Der moderne Mensch wird im Alltag häufig zu körperlicher Inaktivität gezwungen. In Bürojobs verbringen wir häufig Stunden nahezu bewegungslos vor dem Bildschirm und am Abend entspannen wir vor dem Fernseher. Auch Kinder werden dazu angehalten, möglichst lange stillzusitzen. Dabei hängt ein körperlich passiver Lebensstil mit Krankheiten zusammen, zum Beispiel Diabetes, Fettleibigkeit oder vielen Herz-Kreislauf-Erkrankungen.

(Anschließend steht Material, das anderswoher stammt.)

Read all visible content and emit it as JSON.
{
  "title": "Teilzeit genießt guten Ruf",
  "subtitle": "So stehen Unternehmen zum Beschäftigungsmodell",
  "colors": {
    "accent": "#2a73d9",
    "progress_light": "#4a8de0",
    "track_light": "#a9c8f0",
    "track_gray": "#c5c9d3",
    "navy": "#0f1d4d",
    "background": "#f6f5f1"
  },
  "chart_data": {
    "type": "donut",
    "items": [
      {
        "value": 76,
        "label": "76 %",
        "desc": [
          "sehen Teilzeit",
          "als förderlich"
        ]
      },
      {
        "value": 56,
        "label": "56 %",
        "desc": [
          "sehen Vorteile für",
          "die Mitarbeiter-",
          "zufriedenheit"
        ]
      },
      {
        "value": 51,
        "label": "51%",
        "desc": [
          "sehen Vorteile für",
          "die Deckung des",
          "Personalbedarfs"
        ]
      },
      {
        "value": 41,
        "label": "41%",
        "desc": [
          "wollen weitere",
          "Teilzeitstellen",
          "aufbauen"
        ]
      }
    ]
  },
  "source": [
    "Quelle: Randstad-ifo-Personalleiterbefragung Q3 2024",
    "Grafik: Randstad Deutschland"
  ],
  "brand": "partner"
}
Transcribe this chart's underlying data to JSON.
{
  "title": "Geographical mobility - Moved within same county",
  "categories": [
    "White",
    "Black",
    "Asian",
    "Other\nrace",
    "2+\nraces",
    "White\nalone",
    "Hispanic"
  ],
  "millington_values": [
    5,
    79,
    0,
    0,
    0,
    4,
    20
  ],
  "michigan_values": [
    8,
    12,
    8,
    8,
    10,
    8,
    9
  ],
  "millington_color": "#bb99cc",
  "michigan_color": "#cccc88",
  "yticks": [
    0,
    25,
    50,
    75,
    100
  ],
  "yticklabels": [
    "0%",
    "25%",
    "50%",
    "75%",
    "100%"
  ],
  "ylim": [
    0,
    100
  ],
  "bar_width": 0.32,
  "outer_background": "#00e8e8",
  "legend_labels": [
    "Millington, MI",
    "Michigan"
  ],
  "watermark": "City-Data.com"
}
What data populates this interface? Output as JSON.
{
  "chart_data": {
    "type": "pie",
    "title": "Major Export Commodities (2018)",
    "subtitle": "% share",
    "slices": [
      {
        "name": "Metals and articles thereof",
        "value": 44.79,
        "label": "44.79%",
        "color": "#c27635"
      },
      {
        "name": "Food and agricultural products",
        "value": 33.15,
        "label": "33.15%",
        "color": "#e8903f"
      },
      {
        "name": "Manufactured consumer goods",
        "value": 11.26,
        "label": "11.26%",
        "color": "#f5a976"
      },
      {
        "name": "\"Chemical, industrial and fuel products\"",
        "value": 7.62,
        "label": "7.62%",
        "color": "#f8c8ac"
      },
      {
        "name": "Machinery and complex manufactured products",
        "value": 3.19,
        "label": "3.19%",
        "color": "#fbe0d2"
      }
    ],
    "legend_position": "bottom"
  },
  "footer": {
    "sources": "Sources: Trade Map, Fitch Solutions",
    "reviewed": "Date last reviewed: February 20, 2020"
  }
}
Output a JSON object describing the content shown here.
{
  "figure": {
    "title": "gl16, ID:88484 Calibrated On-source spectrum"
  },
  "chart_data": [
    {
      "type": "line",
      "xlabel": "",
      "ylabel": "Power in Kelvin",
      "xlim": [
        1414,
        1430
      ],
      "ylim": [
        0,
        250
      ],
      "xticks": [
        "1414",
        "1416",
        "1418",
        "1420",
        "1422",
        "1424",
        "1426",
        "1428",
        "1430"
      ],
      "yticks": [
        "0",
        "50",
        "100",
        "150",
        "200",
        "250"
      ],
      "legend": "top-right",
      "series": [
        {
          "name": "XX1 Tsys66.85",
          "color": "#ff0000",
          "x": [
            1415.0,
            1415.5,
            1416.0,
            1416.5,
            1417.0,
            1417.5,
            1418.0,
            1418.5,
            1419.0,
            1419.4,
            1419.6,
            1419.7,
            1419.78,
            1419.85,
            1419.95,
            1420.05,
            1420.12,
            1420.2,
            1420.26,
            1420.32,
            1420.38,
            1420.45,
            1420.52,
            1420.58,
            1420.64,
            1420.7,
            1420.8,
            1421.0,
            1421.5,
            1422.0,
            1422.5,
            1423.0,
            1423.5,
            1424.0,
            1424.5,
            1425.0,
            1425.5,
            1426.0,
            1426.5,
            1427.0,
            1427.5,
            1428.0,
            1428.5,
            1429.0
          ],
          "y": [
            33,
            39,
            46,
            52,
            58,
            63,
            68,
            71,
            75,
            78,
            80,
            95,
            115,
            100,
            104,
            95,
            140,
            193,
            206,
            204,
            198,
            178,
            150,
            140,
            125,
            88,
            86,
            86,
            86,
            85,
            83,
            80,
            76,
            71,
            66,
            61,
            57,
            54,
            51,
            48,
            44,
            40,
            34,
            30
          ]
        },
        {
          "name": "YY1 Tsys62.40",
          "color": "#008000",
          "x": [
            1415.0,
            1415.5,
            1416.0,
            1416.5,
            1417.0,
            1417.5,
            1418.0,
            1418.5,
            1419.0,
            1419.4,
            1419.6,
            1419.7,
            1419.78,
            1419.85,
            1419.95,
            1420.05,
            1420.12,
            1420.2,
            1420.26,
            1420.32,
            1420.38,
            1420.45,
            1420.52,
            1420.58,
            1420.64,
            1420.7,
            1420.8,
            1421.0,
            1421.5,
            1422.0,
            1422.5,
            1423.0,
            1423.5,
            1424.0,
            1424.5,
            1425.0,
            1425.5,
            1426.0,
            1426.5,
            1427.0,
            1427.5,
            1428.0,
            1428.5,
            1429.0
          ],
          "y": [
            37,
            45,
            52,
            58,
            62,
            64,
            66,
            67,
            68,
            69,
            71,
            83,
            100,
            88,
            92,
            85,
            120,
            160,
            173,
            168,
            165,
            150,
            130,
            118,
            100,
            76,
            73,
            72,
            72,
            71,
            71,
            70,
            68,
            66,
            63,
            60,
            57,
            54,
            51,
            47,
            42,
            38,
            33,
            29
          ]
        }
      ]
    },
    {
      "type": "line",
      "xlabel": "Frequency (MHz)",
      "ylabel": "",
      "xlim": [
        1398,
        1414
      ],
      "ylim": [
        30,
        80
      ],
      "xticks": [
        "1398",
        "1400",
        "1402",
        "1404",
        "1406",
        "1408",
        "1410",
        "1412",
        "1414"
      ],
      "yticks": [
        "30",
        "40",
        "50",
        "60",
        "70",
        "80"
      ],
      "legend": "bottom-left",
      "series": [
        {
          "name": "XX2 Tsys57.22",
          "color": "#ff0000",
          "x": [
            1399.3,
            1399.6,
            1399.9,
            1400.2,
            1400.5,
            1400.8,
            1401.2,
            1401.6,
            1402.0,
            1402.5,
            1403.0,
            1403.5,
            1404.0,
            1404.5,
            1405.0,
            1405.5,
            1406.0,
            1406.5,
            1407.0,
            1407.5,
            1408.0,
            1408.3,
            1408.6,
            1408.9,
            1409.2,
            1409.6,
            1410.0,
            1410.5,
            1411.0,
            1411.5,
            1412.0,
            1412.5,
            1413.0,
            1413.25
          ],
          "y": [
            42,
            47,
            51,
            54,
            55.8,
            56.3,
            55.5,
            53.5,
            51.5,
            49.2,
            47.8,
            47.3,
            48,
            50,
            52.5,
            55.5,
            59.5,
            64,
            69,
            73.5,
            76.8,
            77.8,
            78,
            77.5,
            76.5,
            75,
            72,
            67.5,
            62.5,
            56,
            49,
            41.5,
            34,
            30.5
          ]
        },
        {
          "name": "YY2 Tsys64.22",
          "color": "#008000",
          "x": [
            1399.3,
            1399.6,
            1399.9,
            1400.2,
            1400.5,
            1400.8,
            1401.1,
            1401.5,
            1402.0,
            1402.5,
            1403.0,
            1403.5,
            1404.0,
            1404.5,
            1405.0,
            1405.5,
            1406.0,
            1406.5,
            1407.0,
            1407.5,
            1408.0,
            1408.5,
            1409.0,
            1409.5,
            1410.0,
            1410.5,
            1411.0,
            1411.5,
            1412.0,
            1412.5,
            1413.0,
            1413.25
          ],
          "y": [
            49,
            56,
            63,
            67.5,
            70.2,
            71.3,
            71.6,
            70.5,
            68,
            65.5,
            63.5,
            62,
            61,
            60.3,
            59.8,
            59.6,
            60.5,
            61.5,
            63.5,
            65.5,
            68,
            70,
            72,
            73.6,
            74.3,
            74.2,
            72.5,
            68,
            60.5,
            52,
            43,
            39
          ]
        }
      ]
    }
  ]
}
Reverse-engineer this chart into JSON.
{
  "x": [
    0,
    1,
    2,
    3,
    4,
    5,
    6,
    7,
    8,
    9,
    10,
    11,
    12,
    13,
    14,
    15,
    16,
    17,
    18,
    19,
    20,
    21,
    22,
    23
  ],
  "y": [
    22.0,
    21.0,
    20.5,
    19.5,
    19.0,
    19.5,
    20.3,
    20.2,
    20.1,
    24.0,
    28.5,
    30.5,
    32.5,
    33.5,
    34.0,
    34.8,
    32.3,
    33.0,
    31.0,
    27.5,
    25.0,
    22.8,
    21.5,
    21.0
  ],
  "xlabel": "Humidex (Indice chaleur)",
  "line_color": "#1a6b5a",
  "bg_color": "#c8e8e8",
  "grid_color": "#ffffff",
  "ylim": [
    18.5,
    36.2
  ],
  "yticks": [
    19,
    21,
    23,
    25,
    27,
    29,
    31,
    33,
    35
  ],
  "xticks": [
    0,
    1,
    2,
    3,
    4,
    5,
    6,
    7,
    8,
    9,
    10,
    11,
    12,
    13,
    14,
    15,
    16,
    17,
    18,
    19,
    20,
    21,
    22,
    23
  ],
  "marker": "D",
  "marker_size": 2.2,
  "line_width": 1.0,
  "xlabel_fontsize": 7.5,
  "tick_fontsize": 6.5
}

Um den Risikofaktor „körperliche Inaktivität“ in der Bevölkerung zu erfassen, müssen geeignete Methoden entwickelt werden. Dieser Aufgabe stellt sich das Wissenschaftler-Team um Prof. Tobias Pischon, das sich schon im Rahmen der Großprojekts „Nationale Kohorte“ an der Untersuchung der Lebensgewohnheiten vieler Tausend Menschen beteiligt. Das Team will nun das Sitzverhalten von Kindern und Jugendlichen erforschen und entwickelt dafür ein System zur Erfassung von körperlicher Betätigung über einen längeren Zeitraum. Das besondere an der Studie: Die Wissenschaftler arbeiten mit Lehrern und Schülern von vier Berliner Schulen zusammen – dem Andreas-Gymnasium, dem Robert-Havemann-Gymnasium, dem OSZ Gesundheit und dem Georg-Büchner-Gymnasium.
Die Datenbasis für die Studie liefern Bewegungs- und Beschleunigungssensoren, die an Oberschenkel und Gürtel der freiwilligen Probanden eine Woche lang jede Bewegung aufzeichnen. Die Forscher werten die Daten anschließend pseudonymisiert aus und stellen sie den Probanden wieder zur Verfügung.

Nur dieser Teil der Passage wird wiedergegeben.